Air sampling indicates the likelihood of exposure on Dec. 22 to the plant's neighbors was minimal to none.
By Joe Walker email@example.com
"We do have results back for our employees, and basically they came back all clear," said plant manager Rory O'Kane. "We don't know about public urinalyses yet, but air sampling tells us the likelihood of exposure to the public was minimal to none."
The company and Nuclear Regulatory Commission are investigating the release and three other apparently unrelated chemical leaks in September. NRC officials tentatively plan to discuss their findings in a public meeting Jan. 6, but a time and place have not been picked, said NRC spokesman Roger Hannah.
Honeywell converts natural uranium to uranium hexafluoride, or UF6, for use in nuclear fuel. Although UF6 is mildly radioactive, it is mainly a chemical threat because it emits toxic hydrogen fluoride, or HF, when exposed to moisture in the air, the NRC says.
Production ceased after the Dec. 22 release, and the shutdown will continue "until the NRC and Honeywell are jointly satisfied it's safe to operate the plant," O'Kane said. All 315 employees are still at work — some helping with the investigation, some reviewing procedures and others doing nonproduction tasks such as cleaning.
There are no plans for layoffs. The company in fact is hiring 30 more workers amid expanded business at the Metropolis plant, the nation's only converter of uranium to UF6, O'Kane said.

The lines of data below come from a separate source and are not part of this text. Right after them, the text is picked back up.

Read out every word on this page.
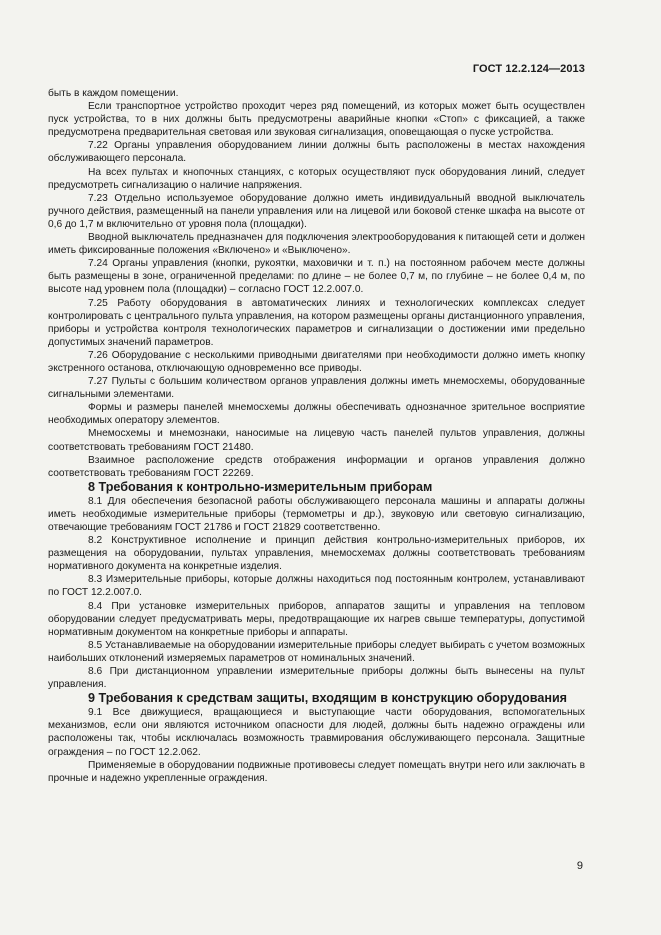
ГОСТ 12.2.124—2013

быть в каждом помещении.

Если транспортное устройство проходит через ряд помещений, из которых может быть осуществлен пуск устройства, то в них должны быть предусмотрены аварийные кнопки «Стоп» с фиксацией, а также предусмотрена предварительная световая или звуковая сигнализация, оповещающая о пуске устройства.

7.22 Органы управления оборудованием линии должны быть расположены в местах нахождения обслуживающего персонала.

На всех пультах и кнопочных станциях, с которых осуществляют пуск оборудования линий, следует предусмотреть сигнализацию о наличие напряжения.

7.23 Отдельно используемое оборудование должно иметь индивидуальный вводной выключатель ручного действия, размещенный на панели управления или на лицевой или боковой стенке шкафа на высоте от 0,6 до 1,7 м включительно от уровня пола (площадки).

Вводной выключатель предназначен для подключения электрооборудования к питающей сети и должен иметь фиксированные положения «Включено» и «Выключено».

7.24 Органы управления (кнопки, рукоятки, маховички и т. п.) на постоянном рабочем месте должны быть размещены в зоне, ограниченной пределами: по длине – не более 0,7 м, по глубине – не более 0,4 м, по высоте над уровнем пола (площадки) – согласно ГОСТ 12.2.007.0.

7.25 Работу оборудования в автоматических линиях и технологических комплексах следует контролировать с центрального пульта управления, на котором размещены органы дистанционного управления, приборы и устройства контроля технологических параметров и сигнализации о достижении ими предельно допустимых значений параметров.

7.26 Оборудование с несколькими приводными двигателями при необходимости должно иметь кнопку экстренного останова, отключающую одновременно все приводы.

7.27 Пульты с большим количеством органов управления должны иметь мнемосхемы, оборудованные сигнальными элементами.

Формы и размеры панелей мнемосхемы должны обеспечивать однозначное зрительное восприятие необходимых оператору элементов.

Мнемосхемы и мнемознаки, наносимые на лицевую часть панелей пультов управления, должны соответствовать требованиям ГОСТ 21480.

Взаимное расположение средств отображения информации и органов управления должно соответствовать требованиям ГОСТ 22269.

8 Требования к контрольно-измерительным приборам

8.1 Для обеспечения безопасной работы обслуживающего персонала машины и аппараты должны иметь необходимые измерительные приборы (термометры и др.), звуковую или световую сигнализацию, отвечающие требованиям ГОСТ 21786 и ГОСТ 21829 соответственно.

8.2 Конструктивное исполнение и принцип действия контрольно-измерительных приборов, их размещения на оборудовании, пультах управления, мнемосхемах должны соответствовать требованиям нормативного документа на конкретные изделия.

8.3 Измерительные приборы, которые должны находиться под постоянным контролем, устанавливают по ГОСТ 12.2.007.0.

8.4 При установке измерительных приборов, аппаратов защиты и управления на тепловом оборудовании следует предусматривать меры, предотвращающие их нагрев свыше температуры, допустимой нормативным документом на конкретные приборы и аппараты.

8.5 Устанавливаемые на оборудовании измерительные приборы следует выбирать с учетом возможных наибольших отклонений измеряемых параметров от номинальных значений.

8.6 При дистанционном управлении измерительные приборы должны быть вынесены на пульт управления.

9 Требования к средствам защиты, входящим в конструкцию оборудования

9.1 Все движущиеся, вращающиеся и выступающие части оборудования, вспомогательных механизмов, если они являются источником опасности для людей, должны быть надежно ограждены или расположены так, чтобы исключалась возможность травмирования обслуживающего персонала. Защитные ограждения – по ГОСТ 12.2.062.

Применяемые в оборудовании подвижные противовесы следует помещать внутри него или заключать в прочные и надежно укрепленные ограждения.

9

Honeywell, which had traditionally sent all its UF6 to the Paducah Gaseous Diffusion Plant, last year began exclusively supplying USEC competitors in Europe. Honeywell still does business "on paper" with USEC, but the UF6 goes to Europe in what is essentially an international swap of material by governments, he said. USEC gets UF6 from Russia in a nuclear disarmament deal.
The Dec. 22 release began at 2:24 a.m. in a process building and made its way outside, resulting in the evacuation of more than 20 people residing less than a mile from the plant. Four residents were hospitalized — two treated and released, and two held briefly for evaluation, according to the plant and NRC. About 75 people were told to stay in their homes as a precaution.

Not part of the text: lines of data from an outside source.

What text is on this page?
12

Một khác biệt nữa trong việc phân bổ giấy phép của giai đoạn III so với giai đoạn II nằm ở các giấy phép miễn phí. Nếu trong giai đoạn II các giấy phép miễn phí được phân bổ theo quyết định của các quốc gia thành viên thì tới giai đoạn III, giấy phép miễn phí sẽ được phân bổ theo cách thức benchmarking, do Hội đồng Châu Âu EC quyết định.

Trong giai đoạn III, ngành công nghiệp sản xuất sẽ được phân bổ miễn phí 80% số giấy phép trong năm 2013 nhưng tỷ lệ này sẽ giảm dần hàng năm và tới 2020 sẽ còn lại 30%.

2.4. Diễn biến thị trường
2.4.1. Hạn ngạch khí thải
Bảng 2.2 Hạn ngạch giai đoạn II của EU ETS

O'Kane said Honeywell is still evaluating the cause and quantity of the latest release, which lasted about an hour. The NRC said radioactivity outside the plant was within safe regulatory levels, but an investigative team was sent to the plant because the leak was the fourth since September. An earlier review of the three previous leaks determined that the company had taken sufficient corrective action.

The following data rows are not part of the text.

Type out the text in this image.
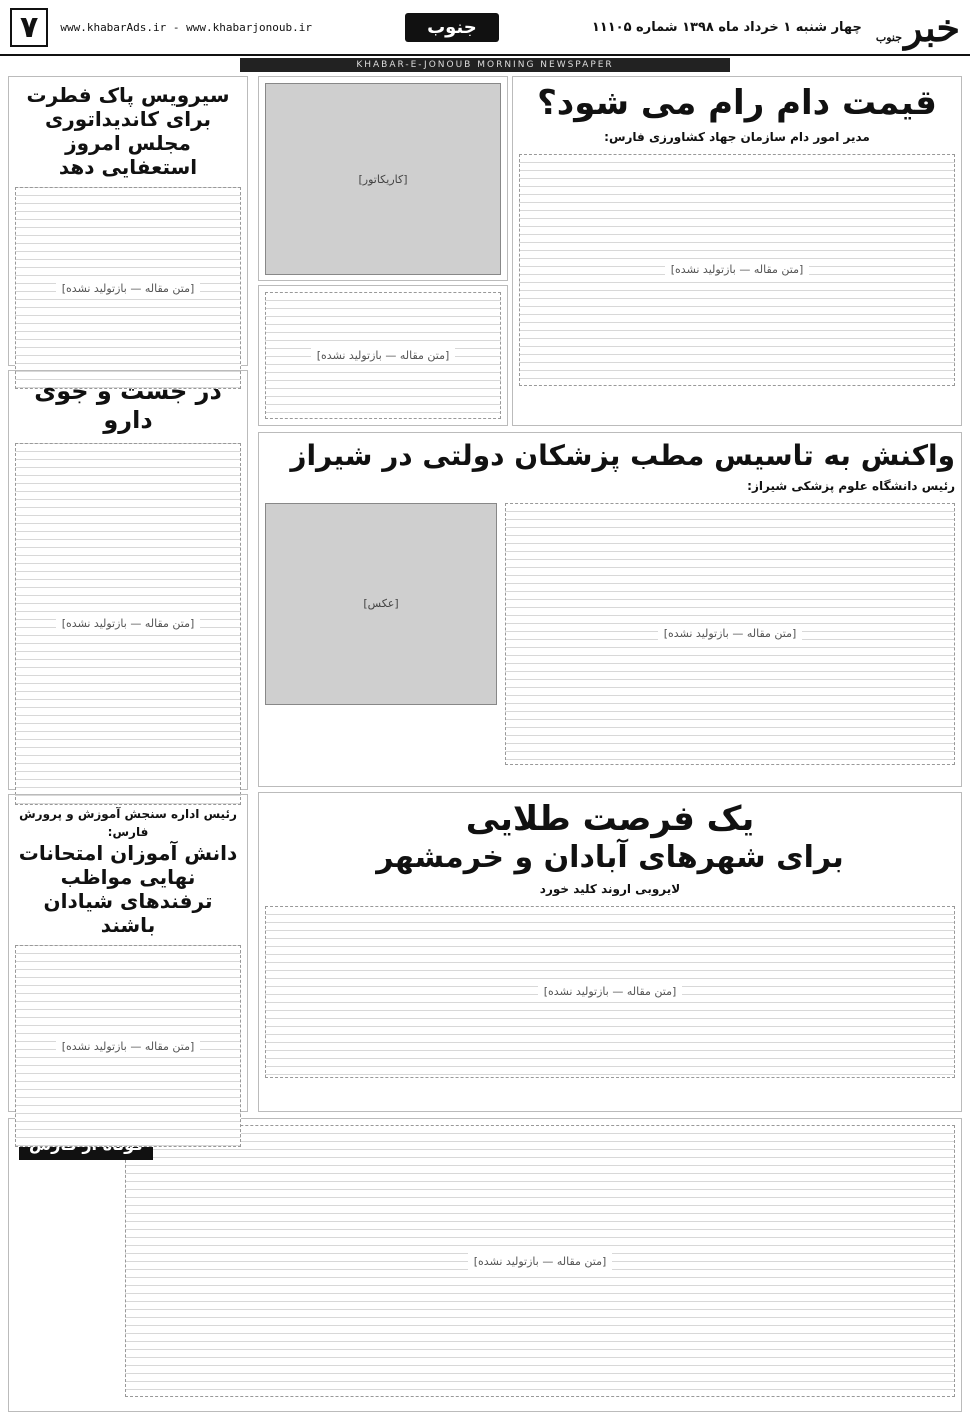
خبرجنوب
چهار شنبه ۱ خرداد ماه ۱۳۹۸ شماره ۱۱۱۰۵
جنوب
www.khabarAds.ir - www.khabarjonoub.ir
۷
KHABAR-E-JONOUB MORNING NEWSPAPER
قیمت دام رام می شود؟
مدیر امور دام سازمان جهاد کشاورزی فارس:
[متن مقاله — بازتولید نشده]
[کاریکاتور]
[متن مقاله — بازتولید نشده]
واکنش به تاسیس مطب پزشکان دولتی در شیراز
رئیس دانشگاه علوم پزشکی شیراز:
[متن مقاله — بازتولید نشده]
[عکس]
یک فرصت طلایی
برای شهرهای آبادان و خرمشهر
لایروبی اروند کلید خورد
[متن مقاله — بازتولید نشده]
[متن مقاله — بازتولید نشده]
سیرویس پاک فطرت برای کاندیداتوری مجلس امروز استعفایی دهد
[متن مقاله — بازتولید نشده]
در جست و جوی دارو
[متن مقاله — بازتولید نشده]
رئیس اداره سنجش آموزش و پرورش فارس:
دانش آموزان امتحانات نهایی مواظب ترفندهای شیادان باشند
[متن مقاله — بازتولید نشده]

O'Kane gave this account of the previous incidents:
On Sept. 9, an employee was "pretty seriously hurt" by accidentally inhaling a puff of HF from a vaporizer that converts liquid HF to gas. The employee returned to work after just over a month, including about two weeks' hospitalization for facial burns and HF inhalation. A tiny amount of the chemical escaped and was confined to a building.
On Sept. 12, about 18 pounds of antimony pentafluoride, a Honeywell specialty chemical, leaked from a building toward the Ohio River. Because no homes or businesses were affected, there was no evacuation or involvement from outside agencies, O'Kane said. He said the NRC was notified "as a courtesy," even though NRC doesn't regulate the nonradioactive chemical. As with UF6, the main threat of antimony pentafluoride is HF emission, O'Kane said.
On Sept. 30, about three grams of UF6 leaked and were confined to a building. The leak was stopped by operations personnel.